An early vote to silence memory came from an unexpected source: Psychiatric Times itself, which clumsily pulled Noll’s piece from its website.
By contrast, Allen Frances, professor emeritus of psychiatry at Duke, offered a powerful – and I hope influential – personal mea culpa.
Santa, I know this is an unusual request, but….
Dec. 14, 2012
“Lamb, Nancy and Bill Hart. ‘Pointers on multi-victim, multi-perpetrator cases.’ American Prosecutors Research Institute 1992. Attorneys who prosecuted Little Rascals case offer advice regarding mass molestation cases.”
– Description of an 18-page how-to booklet that surely should be filed under “fantasy” or “horror” – if copies existed at all.
Unfortunately, all seem to have vanished from libraries as well as from booksellers. When I requested a copy from the National District Attorneys Association, parent of the research institute, I was told, “We only serve prosecutors, not (even) other lawyers. But… we haven’t been able to find it. So at this point, we could not even provide it to a prosecutor.”
‘Believe the children!’ (unless they deny being abused)
Feb. 29, 2012
“The battle cry of those leading the charge in these cases is ‘Believe the children!’ In fact, the trouble always begins when adults do not believe children who truthfully report that no one abused them.
“The mantra would be more accurate if it went, ‘Believe the children, but only when or if they say they were abused, no matter how incredible, bizarre or unrealistic their stories may be.”
– From “Victims of Memory: Sex Abuse Accusations and Shattered Lives” by Mark Pendergrast (1996)

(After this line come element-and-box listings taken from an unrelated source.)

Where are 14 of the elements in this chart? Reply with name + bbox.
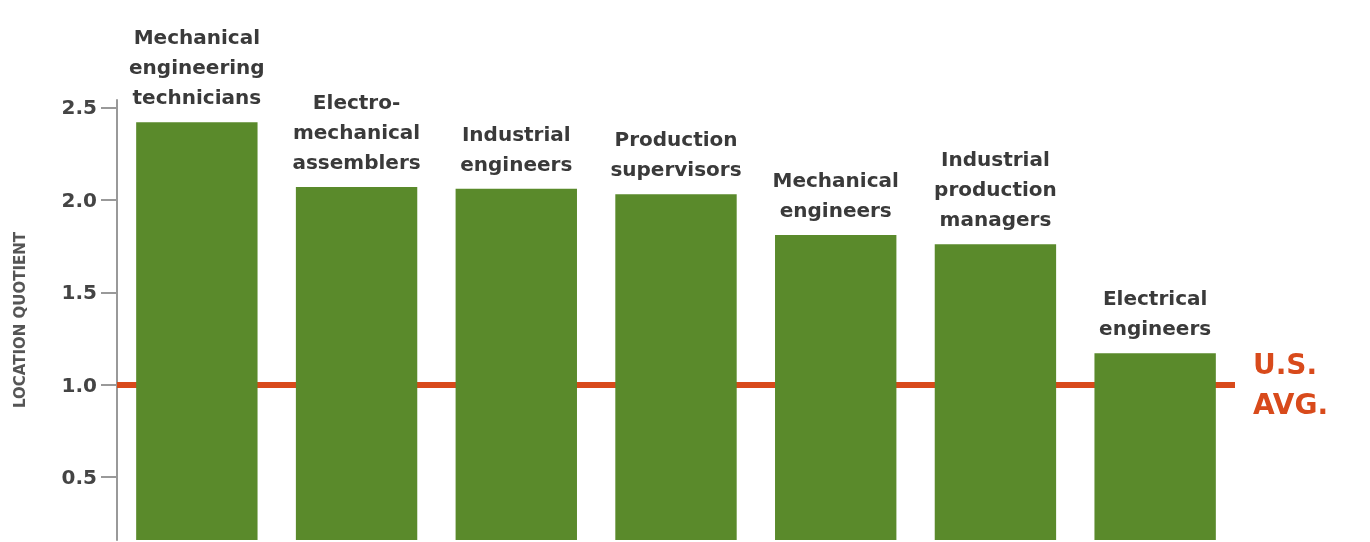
- x-tick-label: Electrical engineers: [1099, 286, 1212, 341]
- y-tick-label: 2.0: [61, 187, 97, 212]
- y-tick-label: 2.5: [61, 95, 97, 120]
- y-tick-label: 1.0: [61, 372, 97, 397]
- x-tick-label: Electro-mechanical assemblers: [292, 89, 421, 174]
- x-tick-label: Production supervisors: [610, 127, 742, 182]
- ref-line-label: U.S. AVG.: [1253, 348, 1329, 422]
- y-tick-label: 1.5: [61, 280, 97, 305]
- x-tick-label: Mechanical engineering technicians: [129, 25, 265, 110]
- x-tick-label: Industrial production managers: [934, 147, 1057, 232]
- y-axis-title: LOCATION QUOTIENT: [10, 231, 29, 409]
- x-tick-label: Mechanical engineers: [772, 167, 899, 222]
- x-tick-label: Industrial engineers: [460, 121, 573, 176]
- y-tick-label: 0.5: [61, 465, 97, 490]
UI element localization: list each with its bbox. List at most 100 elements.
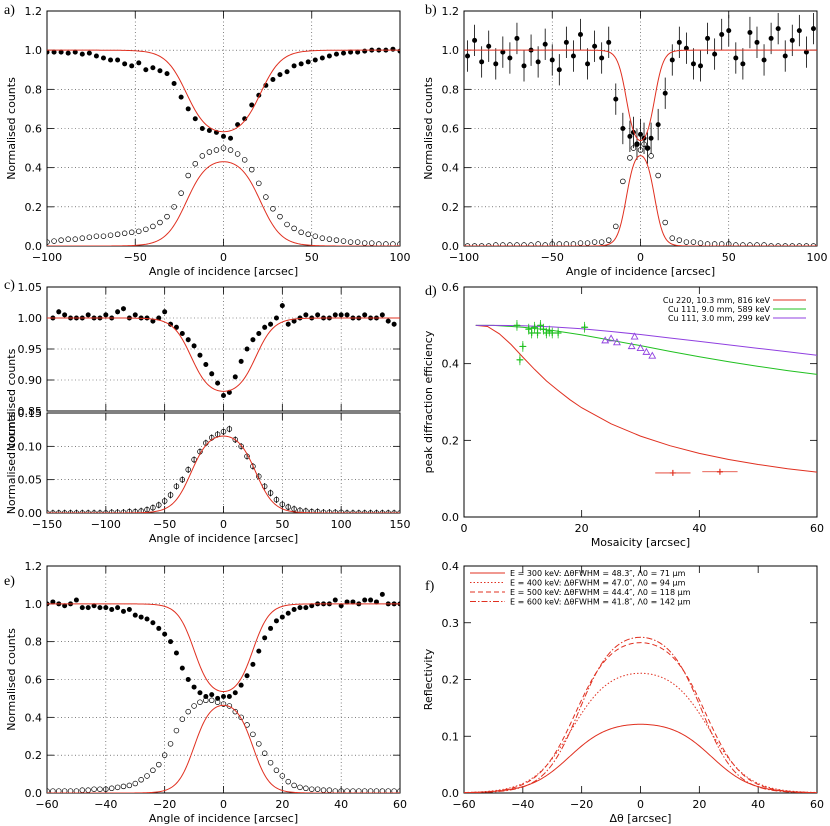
data-point — [173, 727, 180, 734]
data-point — [284, 69, 290, 75]
data-point — [613, 223, 619, 230]
data-point — [712, 51, 718, 57]
data-point — [612, 338, 621, 346]
data-point — [150, 318, 156, 324]
data-point — [58, 49, 64, 55]
data-layer — [47, 46, 400, 246]
data-point — [534, 330, 541, 336]
data-point — [173, 483, 180, 490]
x-axis-label: Δθ [arcsec] — [610, 812, 672, 825]
data-point — [108, 57, 114, 63]
data-point — [192, 116, 198, 122]
data-point — [285, 778, 291, 785]
data-point — [361, 240, 368, 246]
data-point — [514, 242, 520, 246]
data-point — [528, 242, 534, 246]
y-tick-label: 1.05 — [18, 281, 43, 294]
data-point — [85, 605, 91, 611]
data-point — [354, 239, 361, 245]
panel-label: d) — [425, 284, 437, 299]
data-point — [208, 697, 215, 704]
data-point — [273, 618, 279, 624]
x-tick-label: −60 — [35, 798, 58, 811]
data-point — [86, 234, 93, 240]
data-point — [303, 605, 309, 611]
data-point — [150, 65, 156, 71]
panel-c-top: 0.85 0.90 0.95 1.00 1.05 Normalised counts c) — [4, 278, 401, 451]
data-point — [91, 510, 97, 513]
data-point — [493, 61, 499, 67]
data-point — [73, 597, 79, 603]
y-tick-label: 0.1 — [442, 730, 460, 743]
y-axis-label: peak diffraction efficiency — [422, 330, 435, 473]
data-point — [397, 241, 400, 246]
data-point — [312, 233, 319, 239]
series-line — [47, 704, 400, 793]
data-point — [185, 106, 191, 112]
data-point — [128, 229, 135, 236]
data-point — [220, 145, 227, 151]
data-point — [464, 243, 471, 246]
data-point — [315, 312, 321, 318]
data-point — [297, 784, 303, 791]
data-point — [726, 28, 732, 34]
data-point — [191, 703, 197, 709]
data-point — [733, 55, 739, 61]
data-point — [803, 243, 810, 246]
data-point — [120, 306, 126, 312]
data-point — [168, 639, 174, 645]
legend-label: E = 400 keV: ΔθFWHM = 47.0″, Λ0 = 94 μm — [510, 579, 686, 588]
data-point — [203, 362, 209, 367]
data-point — [634, 141, 640, 147]
data-point — [379, 312, 385, 318]
data-point — [167, 492, 174, 498]
x-tick-label: 0 — [220, 251, 227, 264]
data-point — [521, 242, 527, 246]
data-point — [627, 341, 636, 350]
data-point — [209, 692, 215, 698]
data-point — [185, 172, 191, 179]
data-point — [79, 787, 86, 793]
data-point — [115, 57, 121, 63]
data-point — [91, 603, 97, 609]
data-point — [107, 232, 114, 238]
y-tick-label: 0.0 — [25, 787, 43, 800]
y-tick-label: 0.6 — [25, 123, 43, 136]
data-point — [156, 502, 162, 508]
data-point — [683, 45, 689, 51]
data-point — [85, 787, 91, 793]
data-point — [570, 241, 577, 246]
data-point — [556, 67, 562, 73]
data-point — [379, 591, 385, 597]
y-axis-label: Normalised counts — [422, 77, 435, 180]
data-point — [206, 149, 213, 155]
data-point — [297, 315, 303, 321]
x-tick-label: 100 — [331, 518, 352, 531]
x-axis-label: Angle of incidence [arcsec] — [149, 532, 298, 545]
y-tick-label: 1.0 — [25, 598, 43, 611]
data-point — [227, 147, 234, 153]
data-point — [319, 55, 325, 61]
data-point — [136, 228, 142, 235]
data-point — [162, 309, 168, 315]
data-point — [72, 236, 78, 242]
y-tick-label: 0.0 — [442, 787, 460, 800]
data-point — [156, 761, 162, 768]
data-point — [50, 788, 56, 793]
data-point — [584, 240, 591, 246]
data-point — [250, 661, 256, 667]
data-point — [391, 510, 397, 513]
data-point — [528, 330, 535, 336]
panel-b: −100 −50 0 50 100 0.0 0.2 0.4 0.6 0.8 1.0 1.2 Angle … — [422, 3, 828, 278]
data-point — [391, 321, 397, 327]
panel-a: −100 −50 0 50 100 0.0 0.2 0.4 0.6 0.8 1.0 1.2 Angle … — [4, 3, 411, 278]
x-tick-label: 60 — [810, 798, 824, 811]
data-point — [56, 309, 62, 315]
data-point — [91, 786, 97, 792]
data-point — [669, 57, 675, 63]
data-point — [356, 788, 362, 793]
data-point — [298, 61, 304, 67]
data-point — [362, 597, 368, 603]
data-point — [178, 94, 184, 100]
data-point — [627, 133, 633, 139]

Where do you stand, Edenton, on the Little Rascals case?
May 17, 2018
In recent years the Little Rascals Day Care case, probably the most significant event in Edenton in the 20th century, seems to have been a taboo subject in the local Chowan Herald and in the Daily Advance of Elizabeth City. I’m grateful that the Herald has published my letter to the editor in this week’s edition:
“In the 1990s the town of Edenton was torn apart by the Little Rascals Day Care case, in which seven local people were accused of ‘satanic ritual abuse’ of dozens of children. The case attracted reporters from the New York Times and Washington Post and received eight hours of documentary coverage on PBS’s “Frontline” series. Co-owner Bob Kelly’s trial was the longest and costliest in North Carolina history. After Kelly served six years in prison and cook Dawn Wilson three, their convictions were overturned.
“The Duke University Law School Library recently opened to researchers an exhibit and archive on the Little Rascals case, including the transcript of Bob Kelly’s trial and numerous other documents. ‘The case is one example of the preoccupation with perceived abuse taking place at daycares and preschools in the 1980s and 1990s,’ Duke wrote in its announcement. ‘Often, these cases also involved allegations of Satanism or devil worship. Like the Little Rascals case, most of these daycare abuse accusations turned out to be false.
“Today no reputable psychologist, social scientist or legal expert will argue otherwise. From Wikipedia to the National Registry of Exonerations, the defendants in cases such as Little Rascals are recognized as innocent victims of a bizarre ‘moral panic’ that bore striking similarities to the Salem witch hunts 300 years earlier.
“During the years-long prosecution of the Edenton Seven, townspeople were divided family vs. family, friends vs. friends. Today the former Little Rascals Day Care Center is being converted into housing – is that what would happen if townspeople believed it was the site of mass molestation of their children? So where now does Edenton stand?”